Robert de Mareuil, poussé à bout par les excentricités de son ami, lui dit d’un ton triste et peiné :

— Balthazar… tu oublies trop qu’il s’agit pour moi d’une affaire… plus que sérieuse.

— Pardon, mon ami, j’ai eu tort, — répondit Balthazar avec un accent pénétré. — Appelle-moi fou, mais non pas égoïste. — Puis, se tournant vers moi :

— As-tu vu le baron ?

— Non, Monsieur.

— J’en étais sûr, — s’écria Robert avec dépit, — c’est le mulâtre qui t’a reçu ?

— Oui, Monsieur… j’ai insisté beaucoup, et le mulâtre m’a…

Puis m’interrompant :

— Vous m’avez recommandé, Monsieur, de bien regarder ce qui se passerait… et de m’en souvenir si je le pouvais.

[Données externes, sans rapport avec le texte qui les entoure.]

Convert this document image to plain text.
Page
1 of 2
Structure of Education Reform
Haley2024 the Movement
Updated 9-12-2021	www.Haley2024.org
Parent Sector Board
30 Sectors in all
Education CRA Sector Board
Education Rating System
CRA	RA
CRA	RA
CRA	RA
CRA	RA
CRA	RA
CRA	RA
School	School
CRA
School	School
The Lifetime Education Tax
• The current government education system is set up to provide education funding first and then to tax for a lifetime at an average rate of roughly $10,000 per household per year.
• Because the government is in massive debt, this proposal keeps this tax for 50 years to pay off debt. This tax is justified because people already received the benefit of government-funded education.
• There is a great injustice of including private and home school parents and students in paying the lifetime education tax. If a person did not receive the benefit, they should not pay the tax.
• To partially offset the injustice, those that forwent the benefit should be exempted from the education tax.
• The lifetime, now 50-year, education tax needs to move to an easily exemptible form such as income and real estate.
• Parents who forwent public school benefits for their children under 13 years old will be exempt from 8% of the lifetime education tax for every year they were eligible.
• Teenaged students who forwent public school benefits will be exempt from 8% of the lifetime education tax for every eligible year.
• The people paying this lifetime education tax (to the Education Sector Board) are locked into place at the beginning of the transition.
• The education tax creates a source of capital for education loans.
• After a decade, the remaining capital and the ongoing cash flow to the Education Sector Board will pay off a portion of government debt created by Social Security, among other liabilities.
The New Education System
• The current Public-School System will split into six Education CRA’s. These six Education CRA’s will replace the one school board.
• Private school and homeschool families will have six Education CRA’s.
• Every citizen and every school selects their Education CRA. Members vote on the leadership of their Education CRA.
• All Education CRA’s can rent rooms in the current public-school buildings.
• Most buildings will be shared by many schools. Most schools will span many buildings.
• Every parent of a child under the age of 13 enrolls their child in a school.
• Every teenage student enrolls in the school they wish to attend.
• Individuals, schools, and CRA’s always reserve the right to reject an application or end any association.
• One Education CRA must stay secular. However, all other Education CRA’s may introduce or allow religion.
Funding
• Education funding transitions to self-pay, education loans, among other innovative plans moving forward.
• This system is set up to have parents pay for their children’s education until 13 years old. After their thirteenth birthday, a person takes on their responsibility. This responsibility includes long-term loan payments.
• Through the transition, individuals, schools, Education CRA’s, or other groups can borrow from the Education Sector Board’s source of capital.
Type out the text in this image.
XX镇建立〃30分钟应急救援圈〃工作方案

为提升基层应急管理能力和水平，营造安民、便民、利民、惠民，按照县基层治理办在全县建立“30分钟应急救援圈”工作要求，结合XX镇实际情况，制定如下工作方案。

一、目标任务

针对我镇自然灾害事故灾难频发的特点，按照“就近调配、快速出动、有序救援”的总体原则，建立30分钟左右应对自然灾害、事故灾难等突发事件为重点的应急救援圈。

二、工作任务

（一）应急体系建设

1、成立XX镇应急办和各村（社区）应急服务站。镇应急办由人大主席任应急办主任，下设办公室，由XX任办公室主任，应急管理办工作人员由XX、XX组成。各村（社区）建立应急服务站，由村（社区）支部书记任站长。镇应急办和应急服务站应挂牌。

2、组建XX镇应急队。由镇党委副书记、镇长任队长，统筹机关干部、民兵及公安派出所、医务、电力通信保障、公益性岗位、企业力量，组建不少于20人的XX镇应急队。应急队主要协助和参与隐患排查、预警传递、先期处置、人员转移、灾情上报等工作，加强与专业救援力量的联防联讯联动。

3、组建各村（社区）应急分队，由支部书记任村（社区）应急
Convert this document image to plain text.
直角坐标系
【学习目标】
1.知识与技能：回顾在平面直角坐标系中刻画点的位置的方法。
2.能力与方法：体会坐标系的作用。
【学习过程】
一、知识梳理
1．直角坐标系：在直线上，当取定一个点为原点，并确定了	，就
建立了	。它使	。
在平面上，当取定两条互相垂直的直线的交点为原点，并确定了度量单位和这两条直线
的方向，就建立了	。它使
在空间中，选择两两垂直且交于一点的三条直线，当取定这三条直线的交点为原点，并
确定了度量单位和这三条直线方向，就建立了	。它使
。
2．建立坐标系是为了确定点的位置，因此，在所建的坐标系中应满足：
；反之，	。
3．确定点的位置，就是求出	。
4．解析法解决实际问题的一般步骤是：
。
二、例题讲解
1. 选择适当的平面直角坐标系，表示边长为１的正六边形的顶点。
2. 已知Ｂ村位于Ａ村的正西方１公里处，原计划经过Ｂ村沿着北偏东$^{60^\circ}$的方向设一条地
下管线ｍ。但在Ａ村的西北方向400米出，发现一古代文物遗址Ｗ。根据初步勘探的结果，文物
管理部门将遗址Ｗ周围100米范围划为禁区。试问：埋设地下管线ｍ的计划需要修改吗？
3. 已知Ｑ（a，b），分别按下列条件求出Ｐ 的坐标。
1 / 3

— Certes… eh bien ! que s’est-il passé ?

— Voyez-vous, Monsieur, ça me brouille de ne pas commencer par le commencement afin de dire les choses à mesure…

— Allons, mon garçon, commence par le commencement, — me dit le poëte, — c’est rococo en diable, mais tu as l’encolure classique… Voyons… dis.